This works fine but I was wondering if anyone can tell me how I can assign the listview ItemsSource to the datatable in the XAML?

----------


## chris128

Why would you want to do it in XAML if you are only loading the data at runtime? As far as I know, if you set it in XAML then you will just end up with an empty listview even after you have loaded the DataTable because DataTable's dont support the WPF change notification system. You could get around this by adding each item from your DataTable into an ObservableCollection (basically a List(Of T) that automatically does change notification for you) but to be honest I prefer doing it via code anyway because then you dont have to mess around with DataContexts.

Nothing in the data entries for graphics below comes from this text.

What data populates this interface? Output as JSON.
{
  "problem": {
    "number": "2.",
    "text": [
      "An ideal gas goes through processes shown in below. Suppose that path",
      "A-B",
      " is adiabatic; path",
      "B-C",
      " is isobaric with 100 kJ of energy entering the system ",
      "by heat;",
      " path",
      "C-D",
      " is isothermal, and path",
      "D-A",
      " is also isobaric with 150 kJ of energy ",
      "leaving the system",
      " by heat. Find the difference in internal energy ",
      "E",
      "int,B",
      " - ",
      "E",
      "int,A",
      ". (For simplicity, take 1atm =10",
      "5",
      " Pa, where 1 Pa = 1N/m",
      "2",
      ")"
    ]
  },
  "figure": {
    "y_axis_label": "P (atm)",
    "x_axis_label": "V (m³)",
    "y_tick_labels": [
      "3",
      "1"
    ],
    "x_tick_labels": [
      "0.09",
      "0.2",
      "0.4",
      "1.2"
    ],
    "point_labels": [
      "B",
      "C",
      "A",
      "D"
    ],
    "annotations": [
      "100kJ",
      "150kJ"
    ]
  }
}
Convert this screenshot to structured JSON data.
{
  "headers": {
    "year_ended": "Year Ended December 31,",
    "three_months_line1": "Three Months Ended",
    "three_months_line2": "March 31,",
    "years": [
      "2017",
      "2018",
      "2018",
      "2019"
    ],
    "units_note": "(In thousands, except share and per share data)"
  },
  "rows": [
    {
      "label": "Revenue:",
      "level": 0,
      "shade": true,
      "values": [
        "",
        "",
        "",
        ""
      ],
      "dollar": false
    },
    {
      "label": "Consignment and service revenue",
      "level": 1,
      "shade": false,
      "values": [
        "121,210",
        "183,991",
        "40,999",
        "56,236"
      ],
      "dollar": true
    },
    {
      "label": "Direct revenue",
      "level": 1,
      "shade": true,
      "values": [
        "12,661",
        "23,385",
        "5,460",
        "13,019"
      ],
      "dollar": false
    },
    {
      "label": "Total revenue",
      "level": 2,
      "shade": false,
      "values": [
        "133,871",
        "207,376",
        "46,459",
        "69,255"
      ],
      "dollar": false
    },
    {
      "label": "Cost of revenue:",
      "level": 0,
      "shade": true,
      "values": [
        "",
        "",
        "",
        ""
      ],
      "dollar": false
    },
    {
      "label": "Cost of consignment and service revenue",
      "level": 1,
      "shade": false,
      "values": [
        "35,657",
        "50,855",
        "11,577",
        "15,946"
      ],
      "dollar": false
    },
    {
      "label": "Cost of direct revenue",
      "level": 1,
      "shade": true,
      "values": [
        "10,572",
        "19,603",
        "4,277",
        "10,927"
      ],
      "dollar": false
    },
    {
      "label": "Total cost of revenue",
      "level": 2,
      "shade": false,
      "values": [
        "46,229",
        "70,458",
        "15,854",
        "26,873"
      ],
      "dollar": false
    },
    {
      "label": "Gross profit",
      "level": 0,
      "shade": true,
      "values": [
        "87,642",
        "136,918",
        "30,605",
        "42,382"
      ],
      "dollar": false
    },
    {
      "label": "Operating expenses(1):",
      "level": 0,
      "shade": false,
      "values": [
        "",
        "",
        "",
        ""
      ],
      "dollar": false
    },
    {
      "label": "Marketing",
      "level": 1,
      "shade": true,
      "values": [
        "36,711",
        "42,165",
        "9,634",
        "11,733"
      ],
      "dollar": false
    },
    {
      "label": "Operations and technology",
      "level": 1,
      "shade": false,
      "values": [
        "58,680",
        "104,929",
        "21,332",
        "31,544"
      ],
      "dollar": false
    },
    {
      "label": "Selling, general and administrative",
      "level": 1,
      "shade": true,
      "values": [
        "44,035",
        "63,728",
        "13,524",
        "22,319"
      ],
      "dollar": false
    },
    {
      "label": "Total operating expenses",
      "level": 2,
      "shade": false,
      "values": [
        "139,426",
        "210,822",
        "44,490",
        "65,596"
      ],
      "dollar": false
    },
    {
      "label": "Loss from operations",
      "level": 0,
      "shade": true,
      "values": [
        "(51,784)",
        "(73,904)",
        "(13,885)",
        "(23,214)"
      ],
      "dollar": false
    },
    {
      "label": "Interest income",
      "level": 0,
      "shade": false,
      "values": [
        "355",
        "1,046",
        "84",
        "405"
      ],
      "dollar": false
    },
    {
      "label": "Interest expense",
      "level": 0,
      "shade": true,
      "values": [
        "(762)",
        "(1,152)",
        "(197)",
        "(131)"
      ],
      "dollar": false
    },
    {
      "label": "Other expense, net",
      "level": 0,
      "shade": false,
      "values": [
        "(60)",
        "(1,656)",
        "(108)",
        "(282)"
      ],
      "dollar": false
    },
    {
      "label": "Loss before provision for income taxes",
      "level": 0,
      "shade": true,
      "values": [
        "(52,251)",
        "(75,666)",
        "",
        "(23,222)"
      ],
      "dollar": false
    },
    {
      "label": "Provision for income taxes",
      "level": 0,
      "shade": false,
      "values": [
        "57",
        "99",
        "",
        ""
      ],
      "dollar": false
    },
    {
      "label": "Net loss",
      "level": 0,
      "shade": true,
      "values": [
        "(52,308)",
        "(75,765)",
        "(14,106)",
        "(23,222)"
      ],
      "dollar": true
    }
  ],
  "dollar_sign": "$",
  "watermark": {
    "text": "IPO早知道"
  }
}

I spent ages when I first started using WPF just trying to do what you are wanting to do (but with an ObservableCollection) and in the end just decided that it was a lot easier to just set ItemsSource in my Window's Loaded event.

----------


## Sybre

This is just my simple test app for figuring out how stuff works - I'm new to WPF and am mostly looking into what is and isn't possible.
It's my intention to refactor a windows forms app into WPF but that app is much more complicated with multiple datatables and a lot of databound controls so I thought binding in the xaml would make things much clearer.
If this can't be done then I'll just have to stick with doing it in the vb, it just seemed like it should be possible.

----------


## chris128

Well it is possible but as I said it might not update the listbox once you actually get some data into your DataTable so if you want your listbox to update automatically you might want to look at the ObservableCollection. Although I assume there must be some way to make it automatically update with a DataTable as you cant use an ObservableCollection for everything..

----------


## Sybre

I don't think using datatables is a problem - I've just stuck another sub in which adds more data to the datatable and gets called on a button click (ie after the datatable has been set as the ItemsSource) and it updates the listbox fine.

----------


## chris128

Oh right cool maybe they just work then  :Smilie: 
Well, if you want to just try setting the ItemsSource in XAML you should just be able to create a public property for your DataTable and then set something like:

<Listview ItemsSource="{Binding MyDT}" />

Of course that is assuming you named the property MyDT
You might also need to mess around with the DataContext before that will work (something I'm not too familiar with to be honest) but give it a go

----------


## Sybre

Nope, neither ItemsSource="{Binding oTable}" or ItemsSource="{Binding oTable.DefaultView}" work - they don't give any errors but nothing appears in the listview.
Don't know anything about the DataContext so not sure where to start messing around with that...

----------


## chris128

Yeah but is oTable a public property?

----------


## Sybre

Um, don't know - how can I tell/set it?

----------


## chris128

Declaring a property is a pretty basic thing, the common way to do this is to create a private variable and then create a public property that just 'publishes' this private variable, something like this:


vb.net Code:
Private _oTable As New DataTable
 Public Property oTable As DataTable
   Get
       Return _oTable
   End Get
   Set(ByVal value As DataTable)
       _oTable = value
   End Set
End Property

----------


## Sybre

Oh, sorry, see what you meant now (was trying to figure out what it meant in XAML - I blame it on it being friday!).

Anyway, still does nothing  :Frown:

----------


## NStuff42

Why would you want to set the itemsource in XAML when you are populating the data in code?

----------